В землю воткнулся железный «еж», щетинившийся острыми шипами. Маленький, неприметный – такие, наверное, удобно прятать при себе, – но способный пропороть толстую подошву и поранить ногу.

– И этим?

Две небольшие обгоревшие деревянные трубки, брошенные императором, откатились в сторону. Даже на расстоянии Тимофей почувствовал исходивший от них неприятный запах.

Бельгутай молчал, ничем не выказывая того, что узнает предъявленные предметы. Впрочем, в том, что он их не узнает, Тимофей сейчас не был уверен тоже.

– Поймите, посол, – устало вздохнул Феодорлих. – Вторжение в мой замок и совершенная там кража будут дорого стоить и вам, и вашим людям, вне зависимости от того, причастны вы к случившемуся или нет. Легкой смерти я не обещаю никому.

– …в общем, нам не дадут умереть легко и быстро, – закончил перевод Тимофей.

Степняк пожал плечами.

– Тот, кто осмелится поднять руку на посланцев Великого хана, не обретет в итоге ничего, кроме собственной смерти, – спокойно и миролюбиво, без намека на угрозу, а скорее даже с искренним сочувствием в голосе произнес Бельгутай.

На груди степняка поблескивала охранная пайзца.

Тимофей постарался передать Феодорлиху не только смысл сказанного, но и каждую нотку, прозвучавшую в ответе нойона.

Латиняне поняли. Дернулись было телохранители императора, однако Феодорлих едва уловимым движением руки остановил ретивую стражу. Он долго смотрел на посла и толмача. Затем заговорил снова:

– Вы оба либо отчаянно смелы, либо безрассудны до неприличия, либо попросту глупы. Но я хочу, чтобы вы усвоили одно: войны с Огадаем я не боюсь. Хотя бы по той причине, что ее не избежать – об этом хорошо известно и вам, и мне. А бояться неизбежного бессмысленно. Вот только, чтобы успешно противостоять хану, мне необходимо вернуть похищенную Реликвию. Как видите, у меня не остается выбора, и я не остановлюсь ни перед чем. Все дороги перекрыты. Вы полностью в моей власти. Ваш лагерь окружен, а то, что я ищу, наверняка окажется здесь.

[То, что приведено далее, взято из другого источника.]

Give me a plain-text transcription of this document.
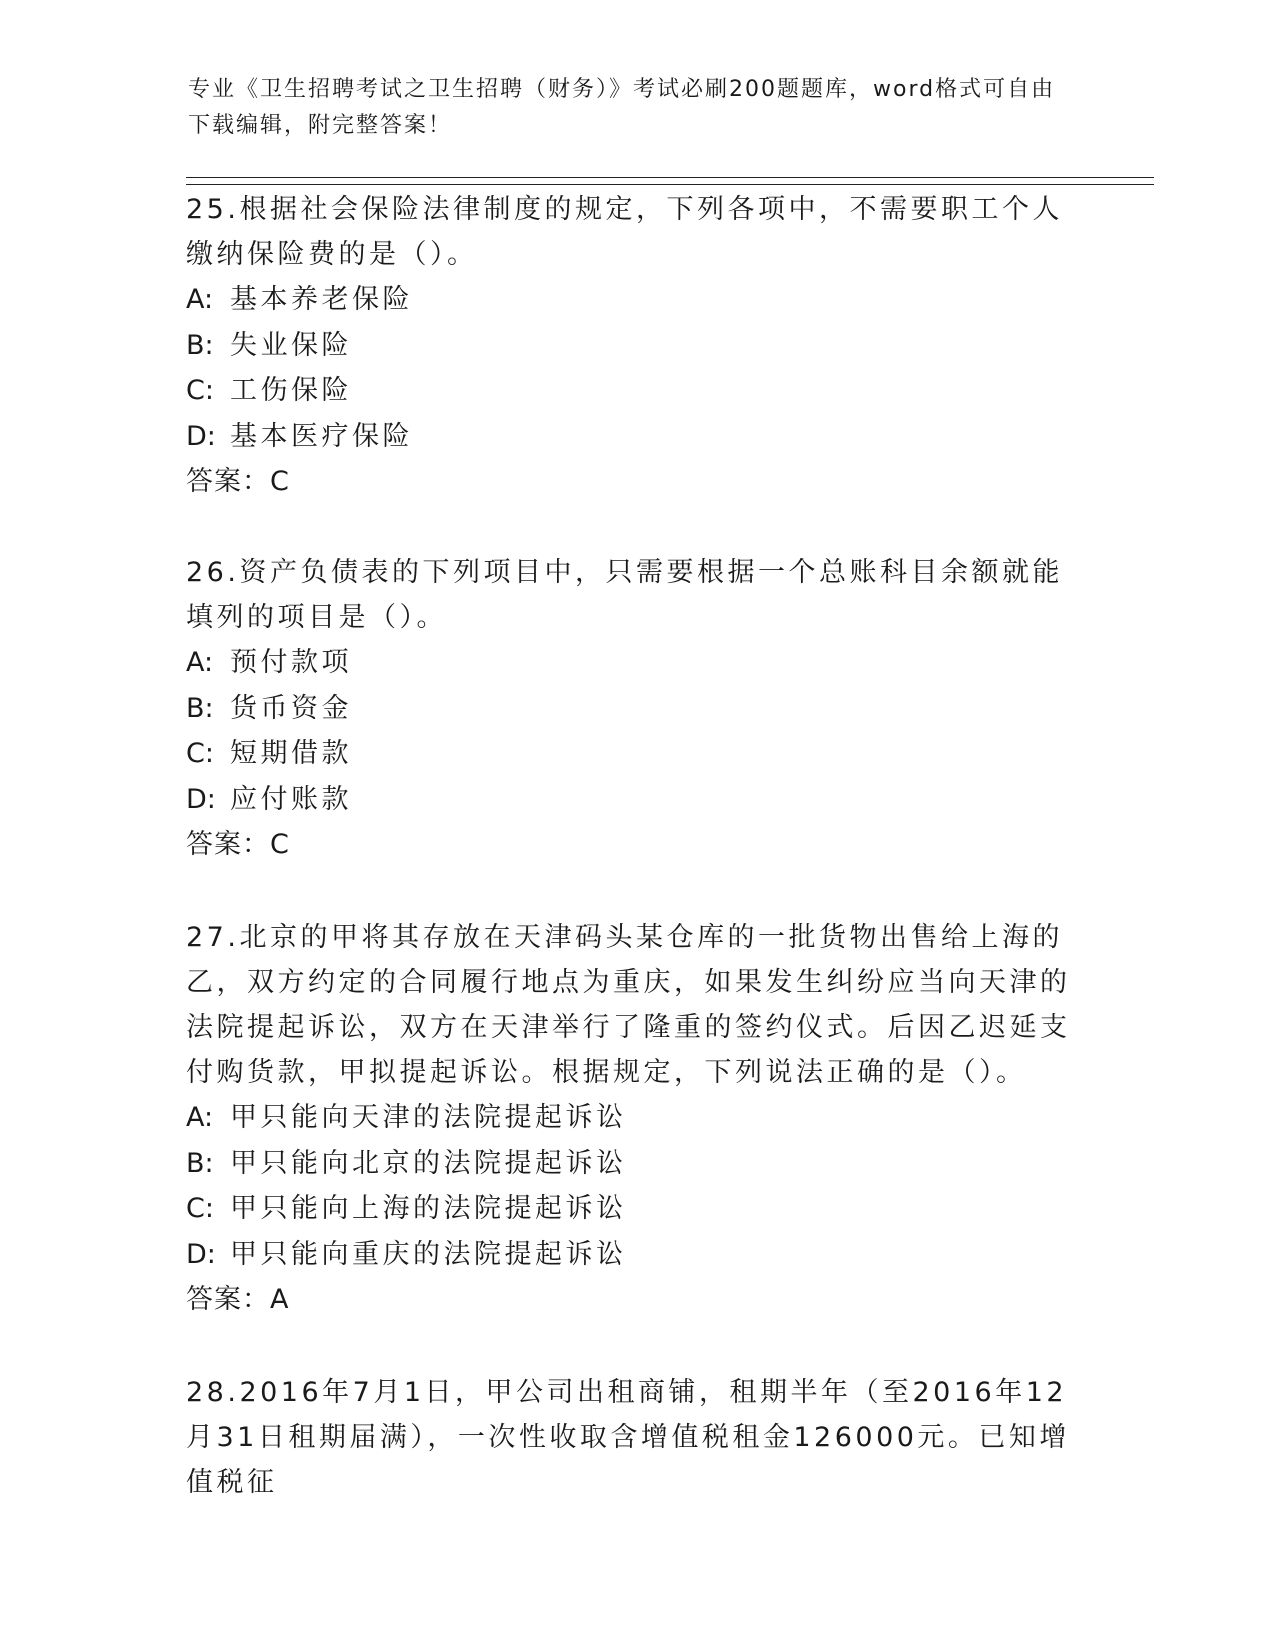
专业《卫生招聘考试之卫生招聘（财务）》考试必刷200题题库，word格式可自由下载编辑，附完整答案！

25.根据社会保险法律制度的规定，下列各项中，不需要职工个人缴纳保险费的是（）。

A: 基本养老保险

B: 失业保险

C: 工伤保险

D: 基本医疗保险

答案：C

26.资产负债表的下列项目中，只需要根据一个总账科目余额就能填列的项目是（）。

A: 预付款项

B: 货币资金

C: 短期借款

D: 应付账款

答案：C

27.北京的甲将其存放在天津码头某仓库的一批货物出售给上海的乙，双方约定的合同履行地点为重庆，如果发生纠纷应当向天津的法院提起诉讼，双方在天津举行了隆重的签约仪式。后因乙迟延支付购货款，甲拟提起诉讼。根据规定，下列说法正确的是（）。

A: 甲只能向天津的法院提起诉讼

B: 甲只能向北京的法院提起诉讼

C: 甲只能向上海的法院提起诉讼

D: 甲只能向重庆的法院提起诉讼

答案：A

28.2016年7月1日，甲公司出租商铺，租期半年（至2016年12月31日租期届满），一次性收取含增值税租金126000元。已知增值税征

– Ваше величество… – начал было Бельгутай, но Феодорлих не стал дожидаться ни окончания фразы, ни перевода.

– Возможно, вам действительно ничего не известно, – вяло отмахнулся император. – Возможно, кто-то из ваших людей ведет свою игру втайне от вас. Но это ничего не меняет. Ровным счетом ничего. Ваша миссия закончена, посол.

Повернув голову, Феодорлих бросил через плечо:

– Татар разоружить. Лагерь обыскать. Кто вздумает сопротивляться – рубить на месте. Прочих вязать и тащить сюда. Михель, ты знаешь, о чем спрашивать и что искать. Начинайте…

Однако, прежде чем латиняне приступили к выполнению императорского приказа, Бельгутай взмахнул рукой, отдавая свой – краткий и безмолвный.

Это был оговоренный заранее знак. Сигнал к бою.

* * *

За приподнятым пологом Бельгутаева шатра гулко и раскатисто ударил барабан. Затаившийся лагерь вмиг ожил и преобразился. Из палаток выскакивали воины, уже облаченные в доспехи и с оружием в руках. Одни степняки натягивали луки, другие бежали к оседланным лошадям. Суета была деловитой, а действия нукеров – продуманными. Каждый знал свое место и свое дело. Каждый выполнял, что ему было поручено.

Воздух наполнился свистом стрел. Послышались вскрики раненых и стоны умирающих. Стрелять сейчас было удобнее из лагеря. Костры, грамотно разложенные по краю куреня, хорошо освещали строй рыцарей и кнехтов и слепили латинянских арбалетчиков.

Длинные татарские стрелы свалили первых всадников и пешцев противника. Арбалетные болты, ударившие по посольскому лагерю, тоже достали нескольких нукеров. Однако болты били не так точно и часто, как степняцкие стрелы. А некоторые снаряды, выпущенные из мощных немецких самострелов, пролетев сквозь курень и не найдя в нем жертвы, разили самих латинян на противоположной стороне лагеря.